The Graingers were OK as long as everything was hunky-dory, but seriously violent bastards if there was trouble. Their old man was Dublin Irish, a small-time gangster who’d come to Scotland to try and make a better life. It hadn’t taken him long to discover he was just back in the old one with a slightly different view from the front door. To appease his second wife, who’d said she could not tolerate the idea of living off illegal income, he ended up in a shite job feeding the scaffie’s lorry but determined his boys would do better. That had partly worked: his eldest son, Dominic, having noticed that his father looked old before his time, decided at an early age that he wanted success, and quickly. It just wasn’t the kind of success his stepmother had envisaged. But as his generation had been told that greed was good, she tried to believe perhaps it wasn’t all his fault.

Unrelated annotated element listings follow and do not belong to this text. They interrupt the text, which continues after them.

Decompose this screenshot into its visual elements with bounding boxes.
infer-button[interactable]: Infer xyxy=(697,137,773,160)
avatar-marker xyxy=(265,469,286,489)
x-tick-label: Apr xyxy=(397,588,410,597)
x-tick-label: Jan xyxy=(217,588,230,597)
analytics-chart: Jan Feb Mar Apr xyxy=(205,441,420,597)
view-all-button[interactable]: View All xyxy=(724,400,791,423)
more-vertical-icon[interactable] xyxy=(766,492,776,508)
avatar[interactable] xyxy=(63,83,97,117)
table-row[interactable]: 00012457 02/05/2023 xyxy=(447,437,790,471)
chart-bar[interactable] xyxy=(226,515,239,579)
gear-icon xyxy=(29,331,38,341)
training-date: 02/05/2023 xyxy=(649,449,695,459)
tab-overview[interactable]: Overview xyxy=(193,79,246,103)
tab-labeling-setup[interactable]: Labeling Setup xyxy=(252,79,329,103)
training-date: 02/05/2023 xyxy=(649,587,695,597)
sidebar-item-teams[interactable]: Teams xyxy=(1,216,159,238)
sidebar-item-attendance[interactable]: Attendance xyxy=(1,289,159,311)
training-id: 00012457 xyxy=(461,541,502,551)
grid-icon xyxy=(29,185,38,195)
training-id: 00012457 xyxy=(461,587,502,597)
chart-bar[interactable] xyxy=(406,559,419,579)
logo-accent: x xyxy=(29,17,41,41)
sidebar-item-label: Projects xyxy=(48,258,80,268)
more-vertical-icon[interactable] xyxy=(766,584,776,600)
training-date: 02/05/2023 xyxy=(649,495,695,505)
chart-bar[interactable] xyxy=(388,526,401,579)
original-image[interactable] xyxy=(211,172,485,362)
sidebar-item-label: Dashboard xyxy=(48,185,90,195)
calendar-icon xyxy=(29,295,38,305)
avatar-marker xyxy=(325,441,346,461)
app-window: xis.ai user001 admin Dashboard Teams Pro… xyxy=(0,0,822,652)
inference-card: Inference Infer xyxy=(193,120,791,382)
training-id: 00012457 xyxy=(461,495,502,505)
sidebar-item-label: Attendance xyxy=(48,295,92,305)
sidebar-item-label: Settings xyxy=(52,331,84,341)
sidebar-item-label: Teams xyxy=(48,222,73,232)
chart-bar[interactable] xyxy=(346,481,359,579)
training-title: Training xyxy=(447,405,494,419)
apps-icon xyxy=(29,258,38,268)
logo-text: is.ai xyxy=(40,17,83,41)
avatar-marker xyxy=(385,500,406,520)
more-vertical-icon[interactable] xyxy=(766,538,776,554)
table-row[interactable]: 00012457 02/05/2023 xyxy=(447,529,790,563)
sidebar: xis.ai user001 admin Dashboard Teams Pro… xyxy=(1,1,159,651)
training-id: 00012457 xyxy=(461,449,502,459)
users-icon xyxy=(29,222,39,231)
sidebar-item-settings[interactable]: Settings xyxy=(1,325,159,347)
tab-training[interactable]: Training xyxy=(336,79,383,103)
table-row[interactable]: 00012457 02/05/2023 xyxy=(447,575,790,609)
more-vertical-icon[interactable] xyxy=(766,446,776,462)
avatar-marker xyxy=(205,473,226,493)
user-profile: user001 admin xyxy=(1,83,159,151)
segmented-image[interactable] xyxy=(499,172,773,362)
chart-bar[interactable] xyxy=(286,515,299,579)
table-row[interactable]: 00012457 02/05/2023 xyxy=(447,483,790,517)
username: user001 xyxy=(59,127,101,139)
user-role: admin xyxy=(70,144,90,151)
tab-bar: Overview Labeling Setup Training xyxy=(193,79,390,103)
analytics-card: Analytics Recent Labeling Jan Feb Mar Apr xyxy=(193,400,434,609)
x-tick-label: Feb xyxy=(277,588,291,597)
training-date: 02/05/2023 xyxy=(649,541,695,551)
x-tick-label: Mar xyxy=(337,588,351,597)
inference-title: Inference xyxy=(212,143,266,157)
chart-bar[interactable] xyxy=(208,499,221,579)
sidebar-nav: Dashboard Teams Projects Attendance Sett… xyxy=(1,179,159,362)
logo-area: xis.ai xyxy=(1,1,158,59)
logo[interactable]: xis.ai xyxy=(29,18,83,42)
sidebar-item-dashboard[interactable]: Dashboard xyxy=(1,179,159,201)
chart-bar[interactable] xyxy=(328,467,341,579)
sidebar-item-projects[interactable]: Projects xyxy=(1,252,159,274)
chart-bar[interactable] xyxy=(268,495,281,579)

He started to build his own gang and mini-empire in the concrete heroin fields of Broomhouse and Wester Hailes, and his stepmother only started to forgive him when he bought them a decent home in Inverleith. She got through life by pretending the boy wasn’t what he was; his dad was secretly quite proud of him. And although the house was enough for his parents, Dominic wanted nothing less than it all, the result being that by the time he was in his twenties he was respected even by the bad bastards.
Something marked him out as a bit different, just a bit savvier than the normal career gangster. He’d realised that eventually even the best of them took a fall – they always got that little bit too greedy and stood under a big fuck-off light that shouted ‘Arrest me!’ He’d seen it and learned the lesson. As quickly as he could turn illegal wonga into legal wonga he invested in legit businesses, and he was good at it. Most of the investments thrived and he had a gift for negotiation with other businessmen, whether they were on the right or the wrong side of the law. On the surface he positioned himself squarely in the middle of the legit business and let his younger brothers carry on with the villainy. That way he spread the risks, and although his siblings always came to him for decisions, he’d put firewalls between him and the crime side of the business to keep himself reasonably safe. It didn’t make him completely fireproof, just safer than most, and it would take pretty determined law to come after him. That was the secret – make yourself really fucking difficult to catch and most of the time it’ll put the law off coming after you. He took care of the finances from the crime side for his brothers, and they were happy to leave it to his skills in washing their profits. At least that’s how it should have worked.